Oh, no no, he'd have to ask his cabal about this. He sent an aide scurrying off into the black corners of the courtroom. Moments later, several red robed figures glided towards the throne and knelt by it and over it, while Emperor Sylandus X whispered the news. Unrest in the far regions, open revolt in the next archdom, every week brought more reports of madness, of restless natives screaming that "they" had brought it with them, that "they" had seeded phantoms and horrors into the dreams and shadows of the lands they took. Lately he'd been inclined to wonder, and more than wonder. The cabal said not to worry, these were merely tests his ancestors had faced and overcome. He would too. Just at that moment, a figure strode into the throne room. He knew this fellow to be a phylarch and a high ranking member of the secret Order of the Brazen Star, one of his personal favourite mystery cults. Asking for charter for another ritual den? Of course, the making secret of the faiths had been a boon for the entire empire, no more holy wars, no more slacking labour.
Fires a mile high lit up the golden rooftops of the Kysandur capital while deep black shadows settled in the valleys that were its ancient streets. Mailled feet stamped across shattered stone and bloody ash. The great brazen gates to the palace were already open. The so-called traitor knights gripped their blades tight. It ended now. The empire would fall, the madness and spectres, the decadence and brutality that had haunted the world for three hundred years ended now. The advance force had cleaned the place out well. The throne room wasn't hard to find. The twins were cowering inside, spitting insults and threats. Grotesque, stunted, the products of practices best left unspoken for all time. It was the lord commander's duty, not honour, to dispose of this rotten bloodline. There was no grand speech, no heroic cheer, just a filthy deed to nip in the bud a problem that should never have been.

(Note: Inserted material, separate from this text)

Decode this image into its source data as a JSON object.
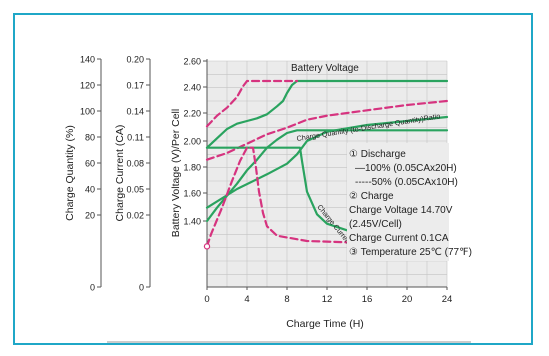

The lord commander sat over a makeshift table in a courtyard, a mug of some fragrant, watery swill in his hands. The kind of gutterwine served to dull the senses in this hellhole. Noon had risen and word was flooding across the capital of the bloodline's collapse. In weeks it would be in the middle archdoms, in a month it'd be in the far regions. The empire had fallen. It wouldn't end the fighting, the tyrants, the brutality, not yet, but the madness would abate and the people would begin to heal. No more did the Sylandus blood reign. The curse could end. Eyes on the horizon, he thought.
Suddenly, a welcome sight appeared, a friend and his finest knight. She had that look on her face. Something was up. They'd found it, she said. Hidden behind about seven different walls, stained black on the inside, and the strangest part? A skeleton, bones browned and surrounded by old arrows, laying in the middle. All the incense, prayer beads, and icons in the world wouldn't cleanse a place like that, she joked. They may not need to, said the lord commander. Demolish it? No. Absolutely not, came the firm reply. Let it stand. Leave it open. Let people see, let them know why they suffered, what happened and what must, upon the souls of all the world for all time, never happen again.